Toepassen van formules > Veranderingen
1234567Veranderingen

Theorie

De ene grafiek onderscheidt zich van een andere grafiek door haar karakteristieken. Dat kunnen zijn: de snijpunten met de assen, de asymptoten (denk hierbij ook aan de grenswaarde) of de toppen. Het is handig deze karakteristieken goed in beeld te krijgen. Bedenk of er waarden zijn die niet in de formule mogen worden ingevuld.

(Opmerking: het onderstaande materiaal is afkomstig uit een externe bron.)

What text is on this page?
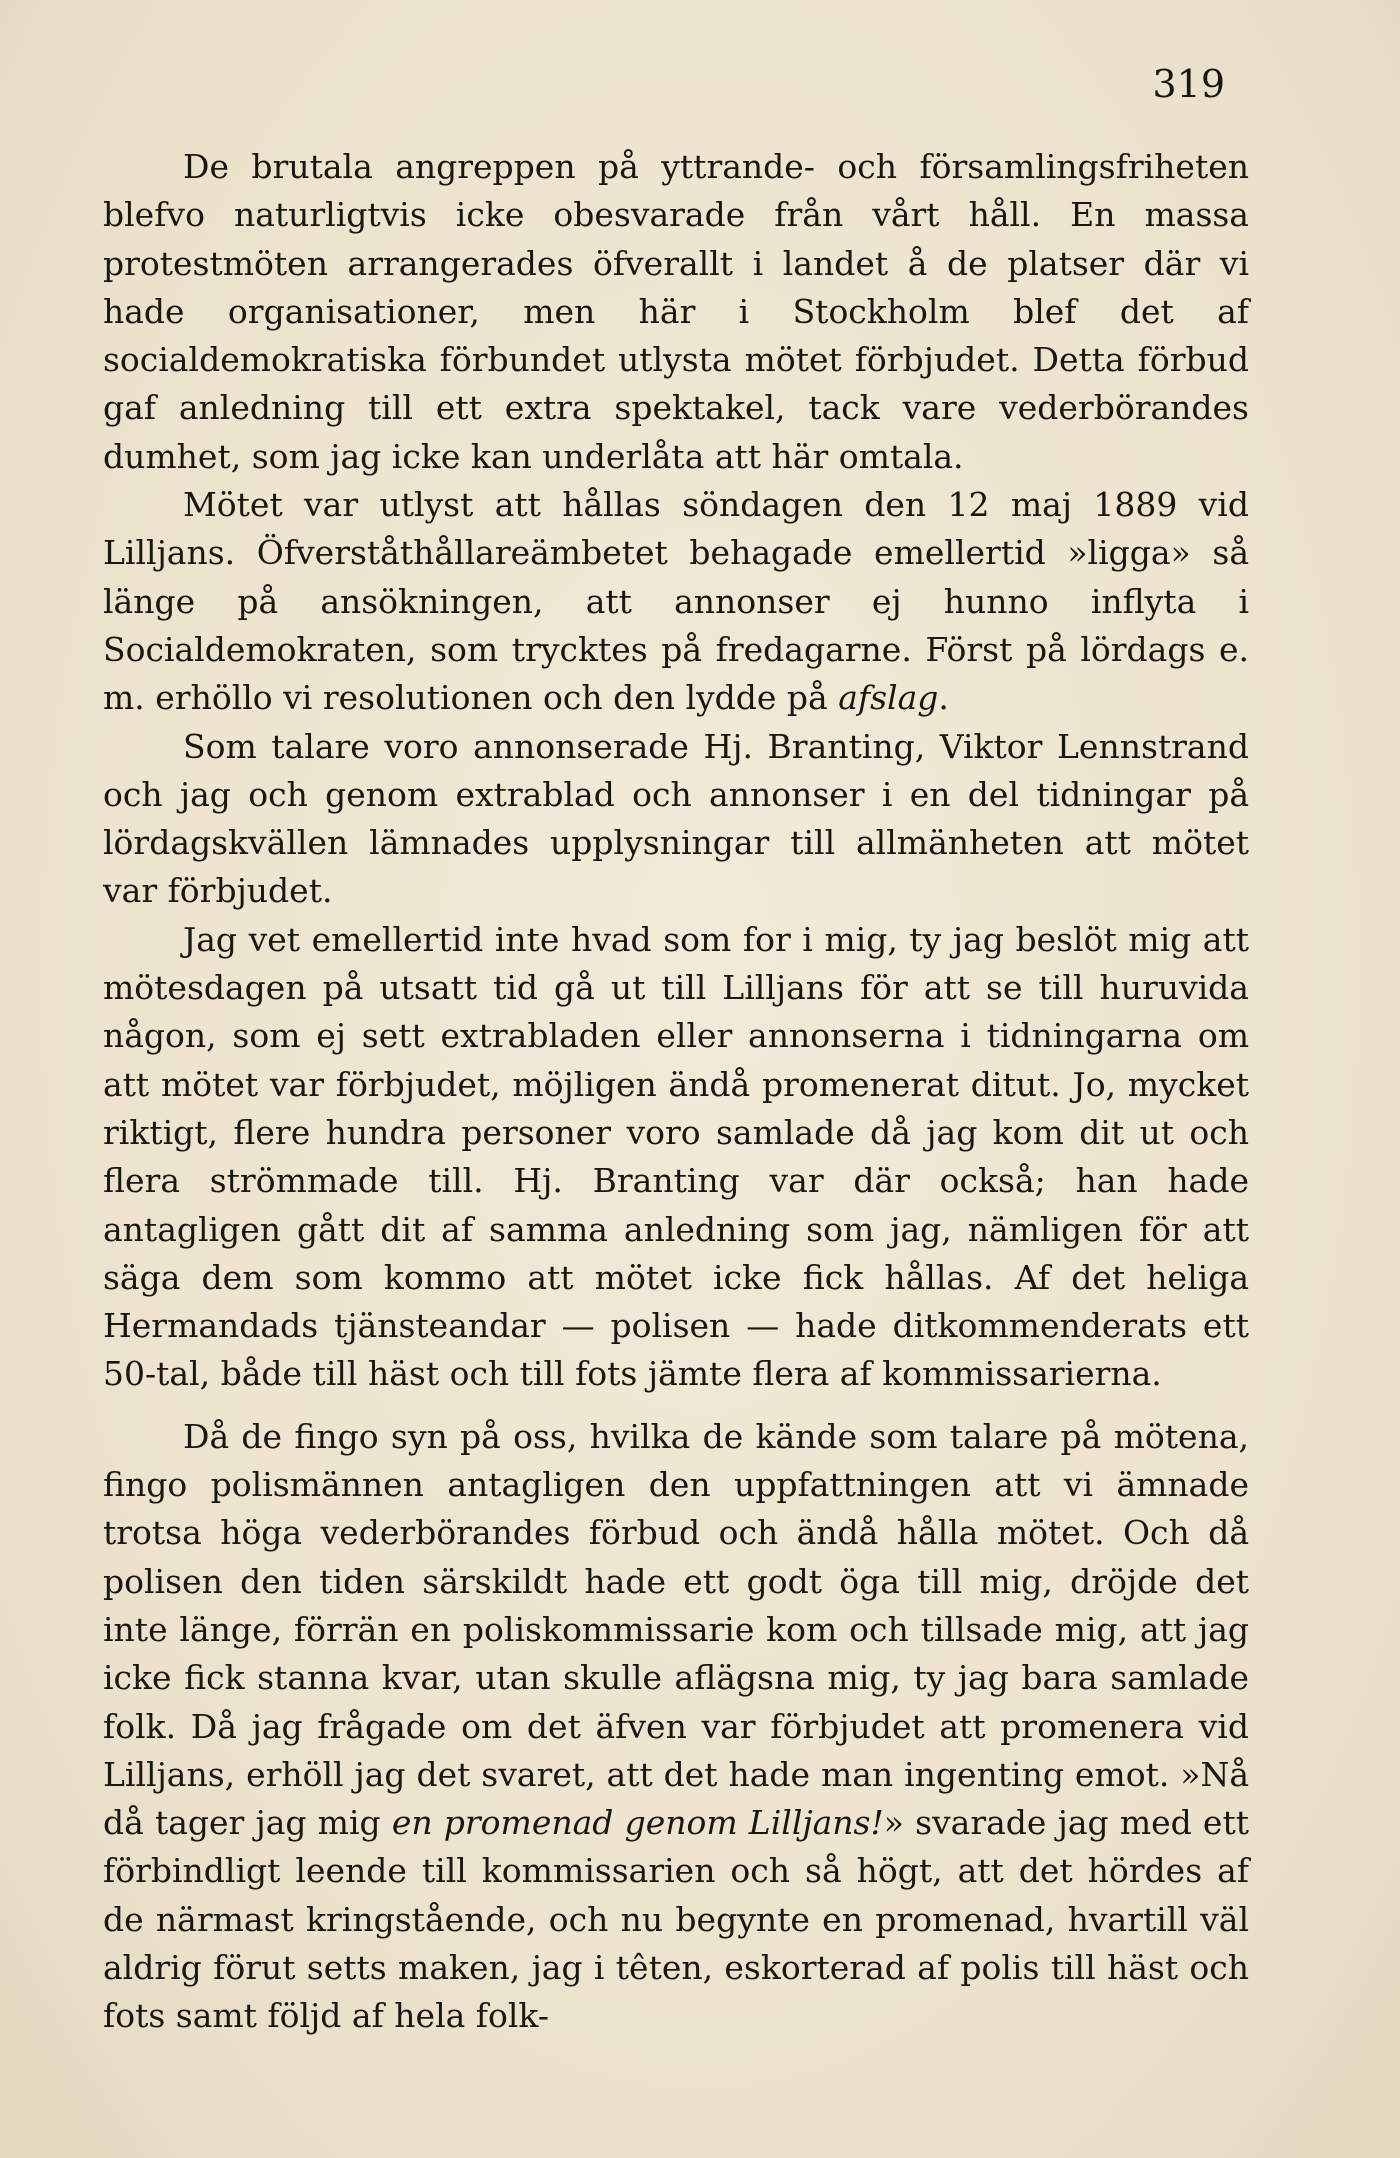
319

De brutala angreppen på yttrande- och församlingsfriheten blefvo naturligtvis icke obesvarade från vårt håll. En massa protestmöten arrangerades öfverallt i landet å de platser där vi hade organisationer, men här i Stockholm blef det af socialdemokratiska förbundet utlysta mötet förbjudet. Detta förbud gaf anledning till ett extra spektakel, tack vare vederbörandes dumhet, som jag icke kan underlåta att här omtala.

Mötet var utlyst att hållas söndagen den 12 maj 1889 vid Lilljans. Öfverståthållareämbetet behagade emellertid »ligga» så länge på ansökningen, att annonser ej hunno inflyta i Socialdemokraten, som trycktes på fredagarne. Först på lördags e. m. erhöllo vi resolutionen och den lydde på afslag.

Som talare voro annonserade Hj. Branting, Viktor Lennstrand och jag och genom extrablad och annonser i en del tidningar på lördagskvällen lämnades upplysningar till allmänheten att mötet var förbjudet.

Jag vet emellertid inte hvad som for i mig, ty jag beslöt mig att mötesdagen på utsatt tid gå ut till Lilljans för att se till huruvida någon, som ej sett extrabladen eller annonserna i tidningarna om att mötet var förbjudet, möjligen ändå promenerat ditut. Jo, mycket riktigt, flere hundra personer voro samlade då jag kom dit ut och flera strömmade till. Hj. Branting var där också; han hade antagligen gått dit af samma anledning som jag, nämligen för att säga dem som kommo att mötet icke fick hållas. Af det heliga Hermandads tjänsteandar — polisen — hade ditkommenderats ett 50-tal, både till häst och till fots jämte flera af kommissarierna.

Då de fingo syn på oss, hvilka de kände som talare på mötena, fingo polismännen antagligen den uppfattningen att vi ämnade trotsa höga vederbörandes förbud och ändå hålla mötet. Och då polisen den tiden särskildt hade ett godt öga till mig, dröjde det inte länge, förrän en poliskommissarie kom och tillsade mig, att jag icke fick stanna kvar, utan skulle aflägsna mig, ty jag bara samlade folk. Då jag frågade om det äfven var förbjudet att promenera vid Lilljans, erhöll jag det svaret, att det hade man ingenting emot. »Nå då tager jag mig en promenad genom Lilljans!» svarade jag med ett förbindligt leende till kommissarien och så högt, att det hördes af de närmast kringstående, och nu begynte en promenad, hvartill väl aldrig förut setts maken, jag i têten, eskorterad af polis till häst och fots samt följd af hela folk-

Kijk ook wat er gebeurt met de formule als voor de variabele een heel groot (positief en/of negatief) getal wordt ingevuld.

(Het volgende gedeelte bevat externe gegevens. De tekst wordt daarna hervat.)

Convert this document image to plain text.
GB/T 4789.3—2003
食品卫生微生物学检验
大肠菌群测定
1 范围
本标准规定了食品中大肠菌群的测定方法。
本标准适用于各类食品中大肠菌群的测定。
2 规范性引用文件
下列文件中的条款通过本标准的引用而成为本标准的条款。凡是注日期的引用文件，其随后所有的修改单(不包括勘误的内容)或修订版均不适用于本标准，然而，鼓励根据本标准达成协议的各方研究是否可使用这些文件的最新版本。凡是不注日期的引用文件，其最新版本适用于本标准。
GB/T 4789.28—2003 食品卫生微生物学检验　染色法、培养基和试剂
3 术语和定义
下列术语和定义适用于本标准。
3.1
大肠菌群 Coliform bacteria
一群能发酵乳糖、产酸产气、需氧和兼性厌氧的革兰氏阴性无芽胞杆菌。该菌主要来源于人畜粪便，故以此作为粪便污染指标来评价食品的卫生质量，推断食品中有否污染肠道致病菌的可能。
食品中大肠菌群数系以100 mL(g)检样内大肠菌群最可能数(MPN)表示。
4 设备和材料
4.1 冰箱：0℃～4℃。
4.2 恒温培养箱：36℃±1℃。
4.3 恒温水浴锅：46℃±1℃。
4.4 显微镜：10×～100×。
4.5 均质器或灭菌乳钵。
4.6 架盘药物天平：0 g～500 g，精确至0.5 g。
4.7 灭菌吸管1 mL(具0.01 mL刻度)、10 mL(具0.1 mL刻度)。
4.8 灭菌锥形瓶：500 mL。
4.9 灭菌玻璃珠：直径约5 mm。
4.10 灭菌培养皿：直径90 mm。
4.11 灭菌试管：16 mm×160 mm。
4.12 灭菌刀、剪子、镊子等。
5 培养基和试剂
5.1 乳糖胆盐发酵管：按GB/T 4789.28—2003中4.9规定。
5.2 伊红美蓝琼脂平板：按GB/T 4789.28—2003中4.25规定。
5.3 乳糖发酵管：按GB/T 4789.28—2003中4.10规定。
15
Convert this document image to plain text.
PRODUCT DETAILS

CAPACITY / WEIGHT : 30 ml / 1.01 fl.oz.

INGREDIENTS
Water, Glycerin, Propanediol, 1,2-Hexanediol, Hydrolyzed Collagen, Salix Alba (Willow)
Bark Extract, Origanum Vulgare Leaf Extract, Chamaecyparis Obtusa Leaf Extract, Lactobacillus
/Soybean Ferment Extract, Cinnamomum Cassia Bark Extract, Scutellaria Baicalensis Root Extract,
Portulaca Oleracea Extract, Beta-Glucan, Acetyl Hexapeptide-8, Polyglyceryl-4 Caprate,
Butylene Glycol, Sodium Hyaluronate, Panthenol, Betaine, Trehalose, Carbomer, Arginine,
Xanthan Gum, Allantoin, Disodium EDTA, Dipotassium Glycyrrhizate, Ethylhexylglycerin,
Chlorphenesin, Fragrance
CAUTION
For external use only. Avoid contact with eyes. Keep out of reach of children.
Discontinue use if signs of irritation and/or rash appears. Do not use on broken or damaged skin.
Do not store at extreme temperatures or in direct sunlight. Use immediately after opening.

Het differentiaalquotiënt `(text(d)y)/(text(d)x)` voor `x = a` is het hellingsgetal in een punt op de grafiek. Dit is een maat voor de snelheid waarmee de grafiek verandert.

  • Als `(text(d)y)/(text(d)x) gt 0` , dan stijgt de grafiek en als `(text(d)y)/(text(d)x) lt 0` , dan daalt de grafiek.

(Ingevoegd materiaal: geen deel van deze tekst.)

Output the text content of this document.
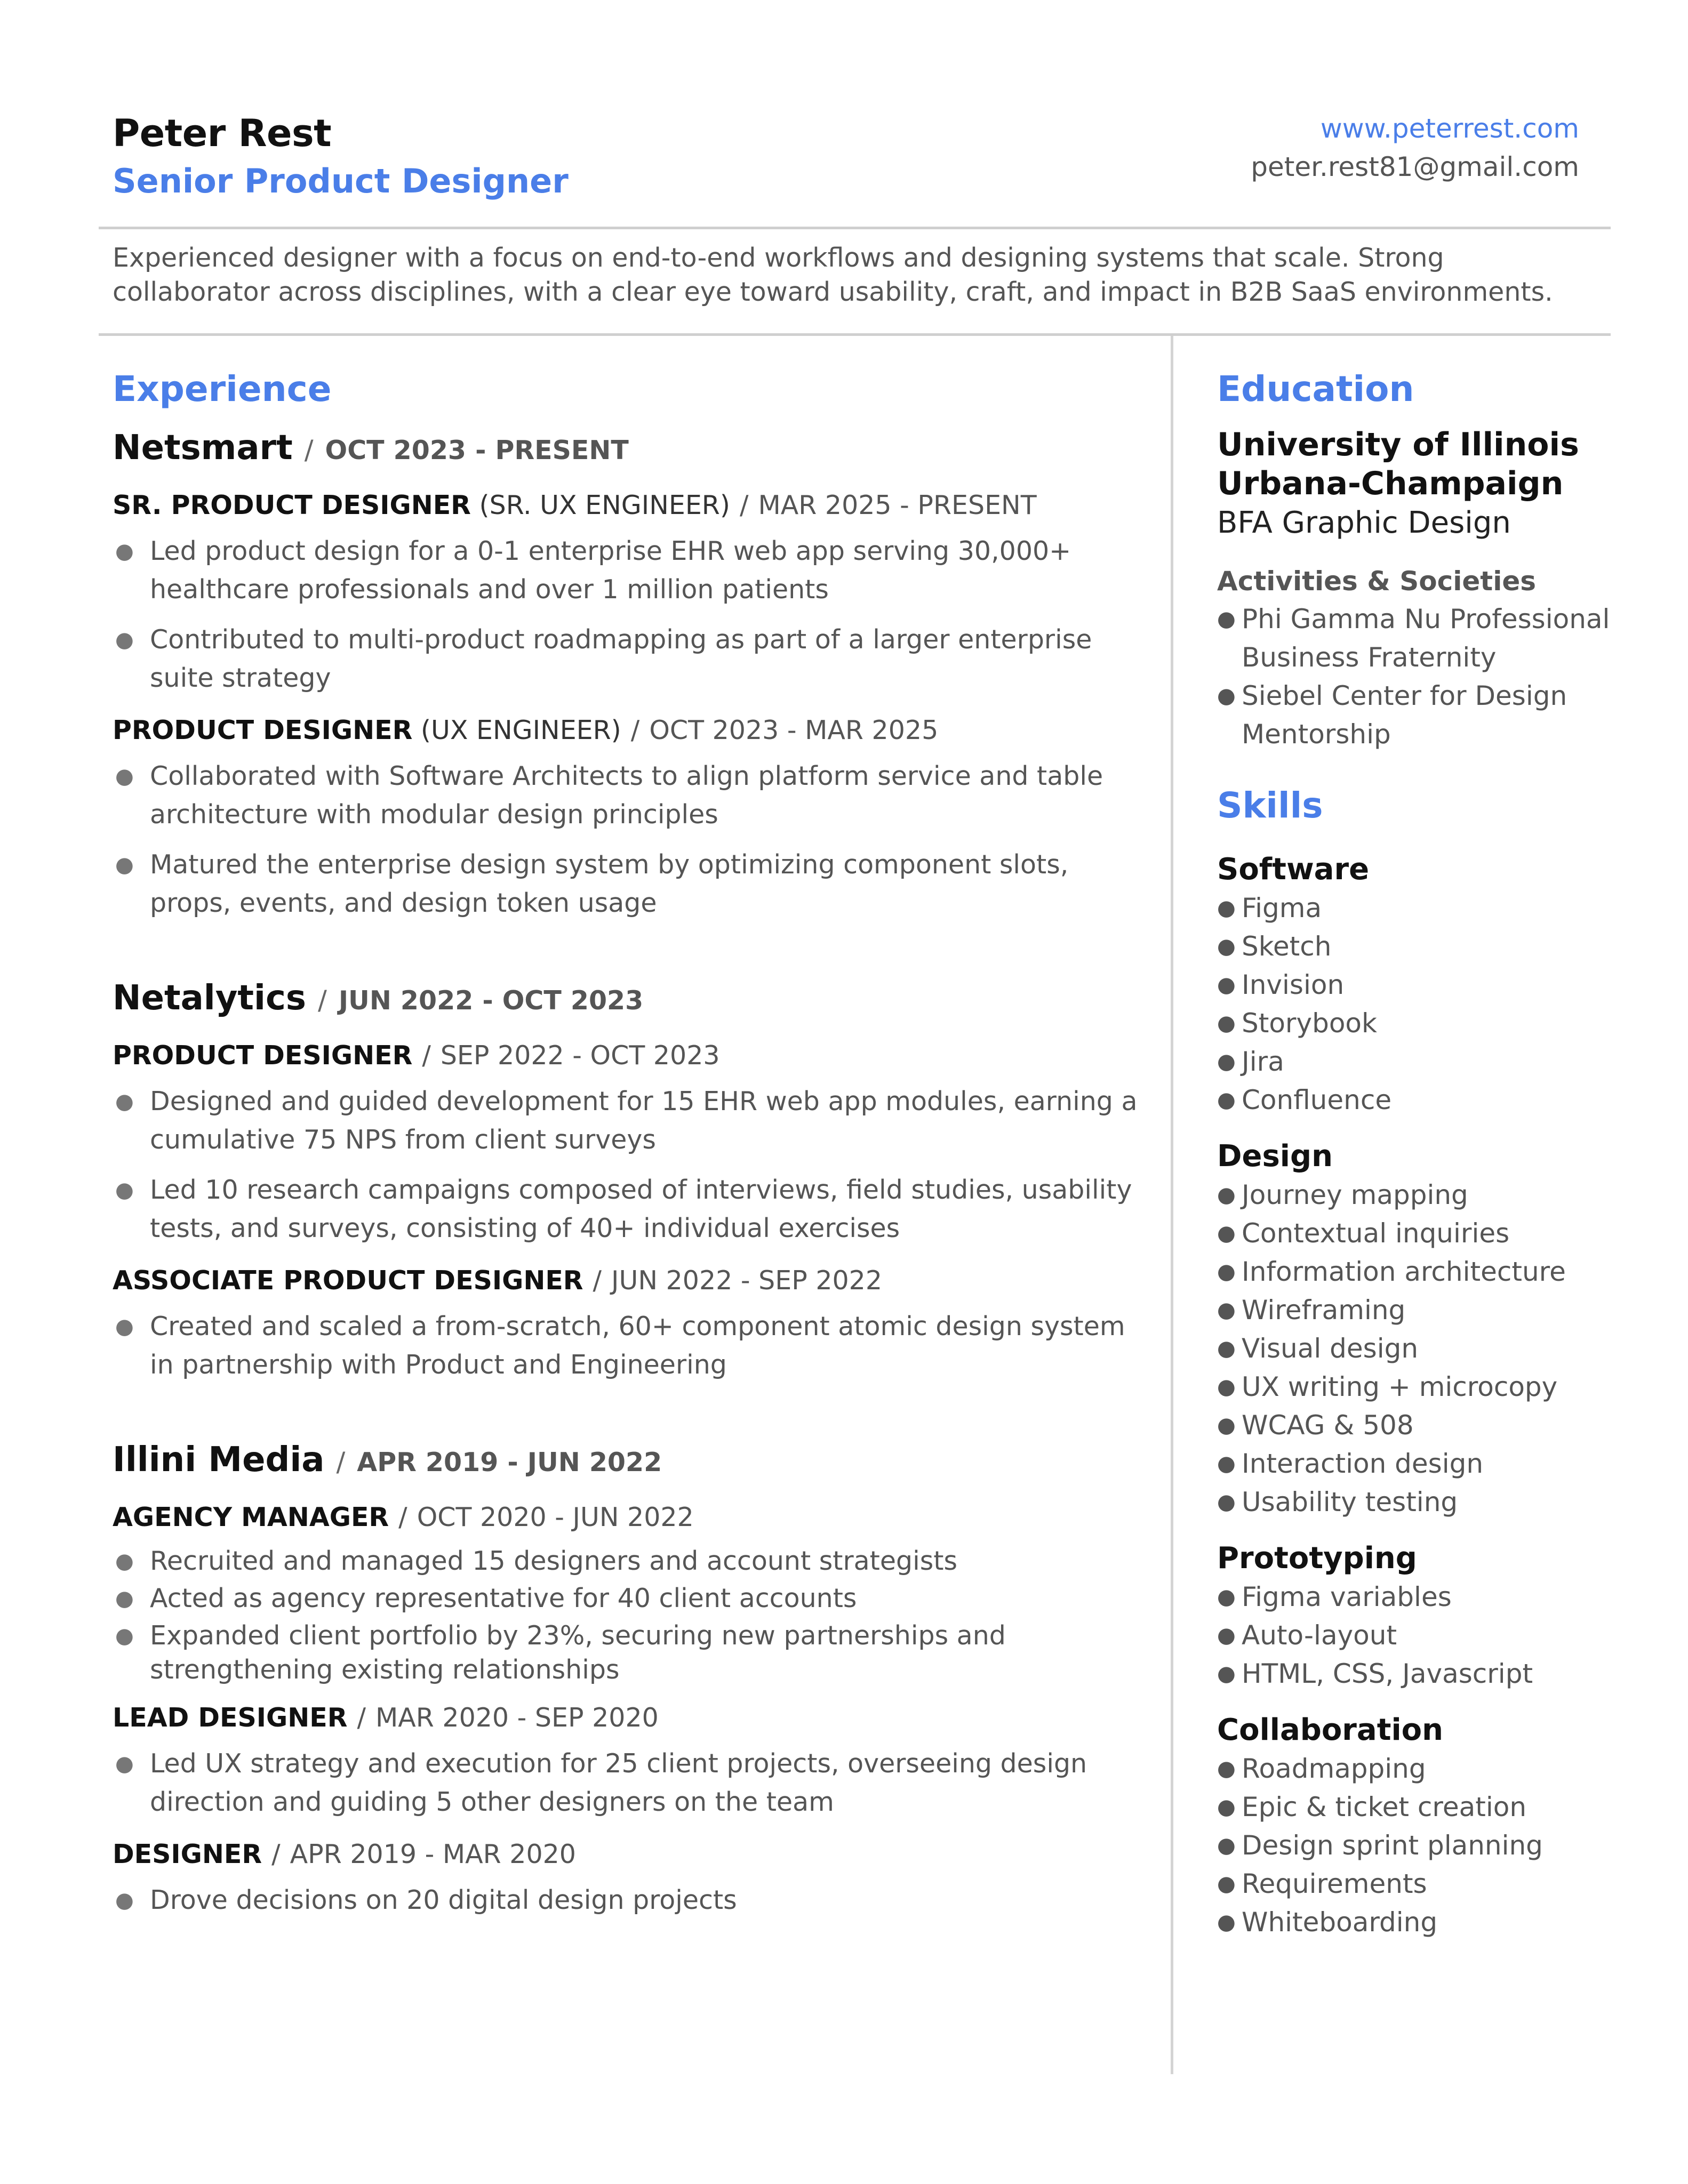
Peter Rest
Senior Product Designer
www.peterrest.com
peter.rest81@gmail.com
Experienced designer with a focus on end-to-end workflows and designing systems that scale. Strong collaborator across disciplines, with a clear eye toward usability, craft, and impact in B2B SaaS environments.
Experience
Netsmart / OCT 2023 - PRESENT
SR. PRODUCT DESIGNER (SR. UX ENGINEER) / MAR 2025 - PRESENT
● Led product design for a 0-1 enterprise EHR web app serving 30,000+ healthcare professionals and over 1 million patients
● Contributed to multi-product roadmapping as part of a larger enterprise suite strategy
PRODUCT DESIGNER (UX ENGINEER) / OCT 2023 - MAR 2025
● Collaborated with Software Architects to align platform service and table architecture with modular design principles
● Matured the enterprise design system by optimizing component slots, props, events, and design token usage
Netalytics / JUN 2022 - OCT 2023
PRODUCT DESIGNER / SEP 2022 - OCT 2023
● Designed and guided development for 15 EHR web app modules, earning a cumulative 75 NPS from client surveys
● Led 10 research campaigns composed of interviews, field studies, usability tests, and surveys, consisting of 40+ individual exercises
ASSOCIATE PRODUCT DESIGNER / JUN 2022 - SEP 2022
● Created and scaled a from-scratch, 60+ component atomic design system in partnership with Product and Engineering
Illini Media / APR 2019 - JUN 2022
AGENCY MANAGER / OCT 2020 - JUN 2022
● Recruited and managed 15 designers and account strategists
● Acted as agency representative for 40 client accounts
● Expanded client portfolio by 23%, securing new partnerships and strengthening existing relationships
LEAD DESIGNER / MAR 2020 - SEP 2020
● Led UX strategy and execution for 25 client projects, overseeing design direction and guiding 5 other designers on the team
DESIGNER / APR 2019 - MAR 2020
● Drove decisions on 20 digital design projects
Education
University of Illinois
Urbana-Champaign
BFA Graphic Design
Activities & Societies
● Phi Gamma Nu Professional Business Fraternity
● Siebel Center for Design Mentorship
Skills
Software
● Figma
● Sketch
● Invision
● Storybook
● Jira
● Confluence
Design
● Journey mapping
● Contextual inquiries
● Information architecture
● Wireframing
● Visual design
● UX writing + microcopy
● WCAG & 508
● Interaction design
● Usability testing
Prototyping
● Figma variables
● Auto-layout
● HTML, CSS, Javascript
Collaboration
● Roadmapping
● Epic & ticket creation
● Design sprint planning
● Requirements
● Whiteboarding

  • Als `(text(d)y)/(text(d)x) = 0` , dan kan er sprake zijn van een top, maar dat hoeft niet.

Periodieke verbanden hebben grafieken die zich in een vast tijdsbestek, de periode, herhalen.
Het aantal herhalingen per tijdseenheid heet de frequentie.
Vaak is er sprake van een evenwichtsstand en een amplitude (maximale uitwijking uit de evenwichtsstand).